Fidelity Investments is becoming aggressive in the low-cost battle against index fund giant Vanguard.
Fidelity has lowered the fees on its Fidelity Freedom Index Funds to just 16 basis points, or $16 a year for every $10,000 invested, from 19 basis points. It's not a big cut in real dollars, but it does make the Freedom Index Fund lineup slightly cheaper than The Vanguard Group Inc.'s target date funds, which charge 18 basis points.
The Freedom Index Funds, like the Vanguard target date offerings, use index funds as their underlying holdings. That allows the target date funds to charge lower fees than ones that rely on actively managed mutual funds as their underlying funds.
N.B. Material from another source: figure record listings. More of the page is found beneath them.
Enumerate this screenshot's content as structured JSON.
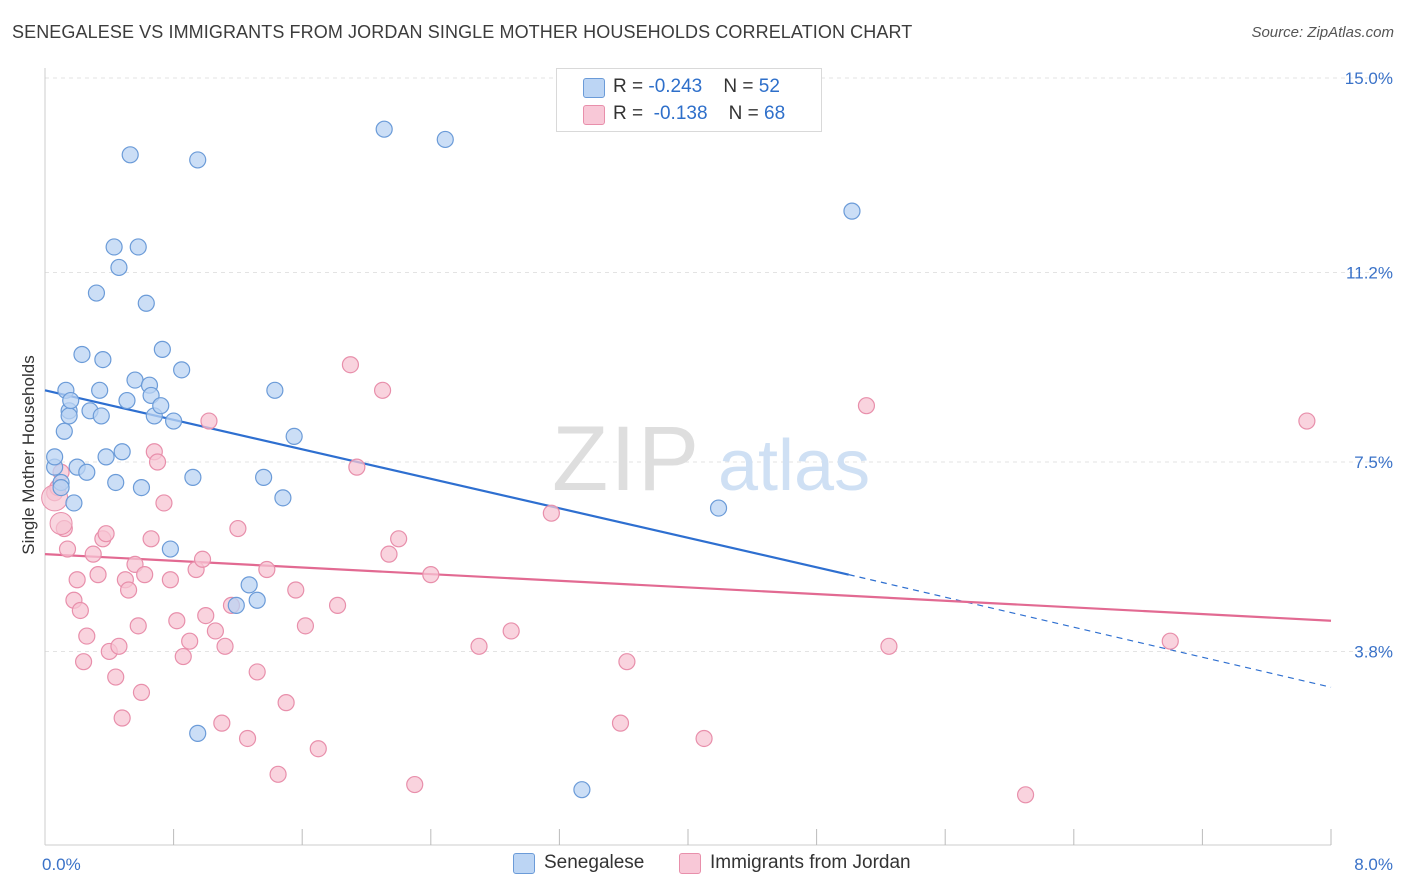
{
  "header": {
    "title": "SENEGALESE VS IMMIGRANTS FROM JORDAN SINGLE MOTHER HOUSEHOLDS CORRELATION CHART",
    "source": "Source: ZipAtlas.com"
  },
  "watermark": {
    "zip": "ZIP",
    "atlas": "atlas"
  },
  "legend": {
    "rows": [
      {
        "r_label": "R = ",
        "r_value": "-0.243",
        "n_label": "N = ",
        "n_value": "52"
      },
      {
        "r_label": "R = ",
        "r_value": " -0.138",
        "n_label": "N = ",
        "n_value": "68"
      }
    ]
  },
  "bottom_legend": {
    "series1": "Senegalese",
    "series2": "Immigrants from Jordan"
  },
  "colors": {
    "blue_fill": "#b9d3f3",
    "blue_stroke": "#6b9bd8",
    "blue_line": "#2e6fd0",
    "pink_fill": "#f7c4d3",
    "pink_stroke": "#e88fab",
    "pink_line": "#e26a92",
    "axis_label": "#3a72c8",
    "grid": "#e3e3e3"
  },
  "chart_data": {
    "type": "scatter",
    "title": "SENEGALESE VS IMMIGRANTS FROM JORDAN SINGLE MOTHER HOUSEHOLDS CORRELATION CHART",
    "xlabel": "",
    "ylabel": "Single Mother Households",
    "xlim": [
      0,
      8.0
    ],
    "ylim": [
      0,
      15.6
    ],
    "x_tick_labels": [
      {
        "v": 0,
        "label": "0.0%"
      },
      {
        "v": 8.0,
        "label": "8.0%"
      }
    ],
    "y_tick_labels": [
      {
        "v": 3.8,
        "label": "3.8%"
      },
      {
        "v": 7.5,
        "label": "7.5%"
      },
      {
        "v": 11.2,
        "label": "11.2%"
      },
      {
        "v": 15.0,
        "label": "15.0%"
      }
    ],
    "x_minor_ticks": [
      0.8,
      1.6,
      2.4,
      3.2,
      4.0,
      4.8,
      5.6,
      6.4,
      7.2,
      8.0
    ],
    "grid": true,
    "series": [
      {
        "name": "Senegalese",
        "r": -0.243,
        "n": 52,
        "points": [
          [
            0.06,
            7.4
          ],
          [
            0.06,
            7.6
          ],
          [
            0.1,
            7.1
          ],
          [
            0.1,
            7.0
          ],
          [
            0.12,
            8.1
          ],
          [
            0.13,
            8.9
          ],
          [
            0.15,
            8.5
          ],
          [
            0.15,
            8.4
          ],
          [
            0.16,
            8.7
          ],
          [
            0.18,
            6.7
          ],
          [
            0.2,
            7.4
          ],
          [
            0.23,
            9.6
          ],
          [
            0.26,
            7.3
          ],
          [
            0.28,
            8.5
          ],
          [
            0.32,
            10.8
          ],
          [
            0.34,
            8.9
          ],
          [
            0.35,
            8.4
          ],
          [
            0.36,
            9.5
          ],
          [
            0.38,
            7.6
          ],
          [
            0.43,
            11.7
          ],
          [
            0.44,
            7.1
          ],
          [
            0.46,
            11.3
          ],
          [
            0.48,
            7.7
          ],
          [
            0.51,
            8.7
          ],
          [
            0.53,
            13.5
          ],
          [
            0.56,
            9.1
          ],
          [
            0.58,
            11.7
          ],
          [
            0.6,
            7.0
          ],
          [
            0.63,
            10.6
          ],
          [
            0.65,
            9.0
          ],
          [
            0.66,
            8.8
          ],
          [
            0.68,
            8.4
          ],
          [
            0.72,
            8.6
          ],
          [
            0.73,
            9.7
          ],
          [
            0.78,
            5.8
          ],
          [
            0.8,
            8.3
          ],
          [
            0.85,
            9.3
          ],
          [
            0.92,
            7.2
          ],
          [
            0.95,
            2.2
          ],
          [
            0.95,
            13.4
          ],
          [
            1.19,
            4.7
          ],
          [
            1.27,
            5.1
          ],
          [
            1.32,
            4.8
          ],
          [
            1.36,
            7.2
          ],
          [
            1.43,
            8.9
          ],
          [
            1.48,
            6.8
          ],
          [
            1.55,
            8.0
          ],
          [
            2.11,
            14.0
          ],
          [
            2.49,
            13.8
          ],
          [
            3.34,
            1.1
          ],
          [
            4.19,
            6.6
          ],
          [
            5.02,
            12.4
          ]
        ]
      },
      {
        "name": "Immigrants from Jordan",
        "r": -0.138,
        "n": 68,
        "points": [
          [
            0.06,
            6.9
          ],
          [
            0.08,
            7.0
          ],
          [
            0.1,
            7.3
          ],
          [
            0.12,
            6.2
          ],
          [
            0.14,
            5.8
          ],
          [
            0.18,
            4.8
          ],
          [
            0.2,
            5.2
          ],
          [
            0.22,
            4.6
          ],
          [
            0.24,
            3.6
          ],
          [
            0.26,
            4.1
          ],
          [
            0.3,
            5.7
          ],
          [
            0.33,
            5.3
          ],
          [
            0.36,
            6.0
          ],
          [
            0.38,
            6.1
          ],
          [
            0.4,
            3.8
          ],
          [
            0.44,
            3.3
          ],
          [
            0.46,
            3.9
          ],
          [
            0.48,
            2.5
          ],
          [
            0.5,
            5.2
          ],
          [
            0.52,
            5.0
          ],
          [
            0.56,
            5.5
          ],
          [
            0.58,
            4.3
          ],
          [
            0.6,
            3.0
          ],
          [
            0.62,
            5.3
          ],
          [
            0.66,
            6.0
          ],
          [
            0.68,
            7.7
          ],
          [
            0.7,
            7.5
          ],
          [
            0.74,
            6.7
          ],
          [
            0.78,
            5.2
          ],
          [
            0.82,
            4.4
          ],
          [
            0.86,
            3.7
          ],
          [
            0.9,
            4.0
          ],
          [
            0.94,
            5.4
          ],
          [
            0.98,
            5.6
          ],
          [
            1.0,
            4.5
          ],
          [
            1.02,
            8.3
          ],
          [
            1.06,
            4.2
          ],
          [
            1.1,
            2.4
          ],
          [
            1.12,
            3.9
          ],
          [
            1.16,
            4.7
          ],
          [
            1.2,
            6.2
          ],
          [
            1.26,
            2.1
          ],
          [
            1.32,
            3.4
          ],
          [
            1.38,
            5.4
          ],
          [
            1.45,
            1.4
          ],
          [
            1.5,
            2.8
          ],
          [
            1.56,
            5.0
          ],
          [
            1.62,
            4.3
          ],
          [
            1.7,
            1.9
          ],
          [
            1.82,
            4.7
          ],
          [
            1.9,
            9.4
          ],
          [
            1.94,
            7.4
          ],
          [
            2.1,
            8.9
          ],
          [
            2.14,
            5.7
          ],
          [
            2.2,
            6.0
          ],
          [
            2.3,
            1.2
          ],
          [
            2.4,
            5.3
          ],
          [
            2.7,
            3.9
          ],
          [
            2.9,
            4.2
          ],
          [
            3.15,
            6.5
          ],
          [
            3.58,
            2.4
          ],
          [
            3.62,
            3.6
          ],
          [
            4.1,
            2.1
          ],
          [
            5.11,
            8.6
          ],
          [
            5.25,
            3.9
          ],
          [
            6.1,
            1.0
          ],
          [
            7.0,
            4.0
          ],
          [
            7.85,
            8.3
          ]
        ]
      }
    ],
    "trendlines": [
      {
        "series": "Senegalese",
        "x0": 0.0,
        "y0": 8.9,
        "x1": 5.0,
        "y1": 5.3,
        "dashed_to_x": 8.0,
        "dashed_to_y": 3.1
      },
      {
        "series": "Immigrants from Jordan",
        "x0": 0.0,
        "y0": 5.7,
        "x1": 8.0,
        "y1": 4.4
      }
    ]
  }
}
The Fidelity Freedom Funds, for example, use actively managed funds and charge 69 basis points.
“They're taking the fight to Vanguard on its turf,” said Jeff Tjornehoj, a senior research analyst at Lipper Inc., adding that it behooves Fidelity to start competing with Vanguard on the low-cost front now.
“They need to establish a presence with advisers, who are particularly sensitive to providing low-cost solutions to clients,” Mr. Tjornehoj said.
Vanguard has closed the gap between it and Fidelity, the largest provider of target date funds, over the last five years.
Vanguard's target date funds have grown to $148 billion as of the end of October, up 393% from 2008, according to Lipper. Fidelity's target date funds, including both the Freedom Funds and Freedom Index Funds, have grown to $175 billion, up 160%, over the same time period.
Nicole Goodnow, a spokeswoman for Fidelity, did not return calls seeking comment.